Ou seja, segundo o evangelista João, tudo o que existe tem origem divina. Isso inclui o mar, o céu, a terra, as pessoas, os animais, as plantas, o amor, a esperança, a alegria, o bom humor, as artes e a ciência. A capacidade dos cientistas de investigar o mundo natural – e, em consequência, criar medicamentos e produtos para uso da sociedade – pode ser vista, assim, como um ato da bondade de Deus, que tem por fim o benefício da humanidade.

É claro que a ciência possui um caráter provisório, e está sujeita a ser “falseada” por novos dados surgidos com o aprofundamento das pesquisas, como explicou o filósofo austríaco Karl Popper (1902-1994). Mas algumas descobertas são definitivas, como a idade do Universo, calculada em pelo menos 13,7 bilhões de anos – e não em 6 mil anos –, a circunferência da Terra, a eficácia das vacinas e o fato de que remédios produzidos para combater protozoários são inócuos contra vírus.

Atualmente, no Brasil, as Igrejas – com as exceções de praxe – parecem ter esquecido a mais elevada teologia cristã praticada ao longo dos séculos e desprezado a longa tradição de estudos e de apreço pela ciência, da mesma forma como ocorreu em determinados períodos da história, em que líderes religiosos se desvirtuaram desse caminho e promoveram aberrações como a condenação de Giordano Bruno (1548-1600), a atuação do “grande inquisidor” Tomás de Torquemada (1420-1498) e o julgamento do matemático italiano Galileu Galilei (1564-1642).

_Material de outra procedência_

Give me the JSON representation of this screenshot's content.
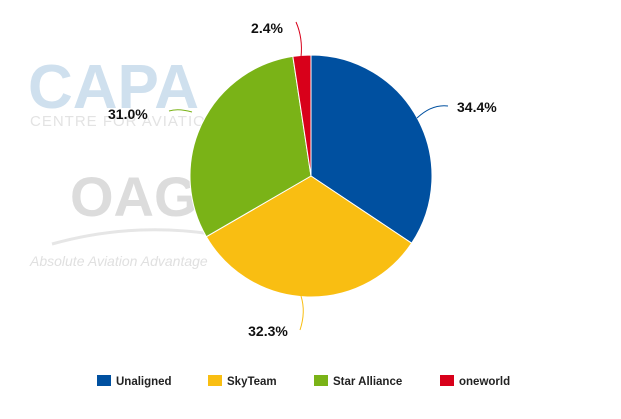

Isso acontece, em boa medida, porque as Igrejas brasileiras vergonhosamente se submeteram a um político obscurantista, mentiroso, medíocre, defensor de valores contrários ao Evangelho, como a discriminação de minorias, o armamentismo, a indiferença em relação à pobreza e à dor do próximo e o pouco caso com o ambiente.

E não só se submeteram como se colocaram a serviço desse político obscurantista, contribuindo diretamente para atacar e desvalorizar a universidade pública – uma das instituições mais benéficas para o País, como ficou demonstrado ao longo desta pandemia de covid-19 –, perseguir professores e jornalistas, demonizar a arte e a cultura, restringir o acesso ao ensino superior e impor a educação militarizada, uma contradição em termos, equivalente à expressão “círculo quadrado”. Chega a ser estarrecedor: os herdeiros da instituição que gerou Jerônimo, Beda e Alcuíno agora perseguem a universidade, impõem limites à expansão do saber e descaracterizam a educação.

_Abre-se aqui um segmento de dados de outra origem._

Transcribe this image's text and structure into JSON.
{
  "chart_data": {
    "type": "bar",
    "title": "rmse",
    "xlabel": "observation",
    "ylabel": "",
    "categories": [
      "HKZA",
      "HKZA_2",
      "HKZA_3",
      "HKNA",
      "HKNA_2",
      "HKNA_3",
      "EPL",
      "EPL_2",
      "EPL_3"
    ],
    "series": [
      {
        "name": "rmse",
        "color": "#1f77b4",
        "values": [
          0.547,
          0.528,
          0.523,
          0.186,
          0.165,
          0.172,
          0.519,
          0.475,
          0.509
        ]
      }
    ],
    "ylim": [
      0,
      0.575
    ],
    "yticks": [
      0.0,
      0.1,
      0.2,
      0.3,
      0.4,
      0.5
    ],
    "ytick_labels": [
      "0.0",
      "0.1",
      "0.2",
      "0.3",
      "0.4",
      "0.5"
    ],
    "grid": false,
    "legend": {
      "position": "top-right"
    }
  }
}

Uma das tristes consequências dessa atitude é a perda da relevância das Igrejas. Elas, que conservam ou conservavam a mais revolucionária, profunda e maravilhosa mensagem existente, capaz de transformar indivíduos e sociedades inteiras – a mensagem do amor de Deus para com os seres humanos e do amor dos seres humanos para com os seres humanos –, se diluíram na mediocridade. Elas, que têm ou tinham a função profética de denunciar as mazelas e injustiças dos poderosos, se reduziram à insignificância. Essas Igrejas cumprem em si mesmas a palavra do Senhor: “Vós sois o sal da terra; se o sal se estragar, em que será pego? Para nada mais tem força senão ser atirado fora e ser pisado pelos homens” (Evangelho de Mateus 5:13).

É urgente o surgimento de um movimento que, denunciando o obscurantismo das Igrejas atuais, recupere o legítimo pensamento cristão – voltado para o cultivo e fortalecimento da ciência, da arte e da cultura – e valorize os grandes feitos da autêntica tradição cristã.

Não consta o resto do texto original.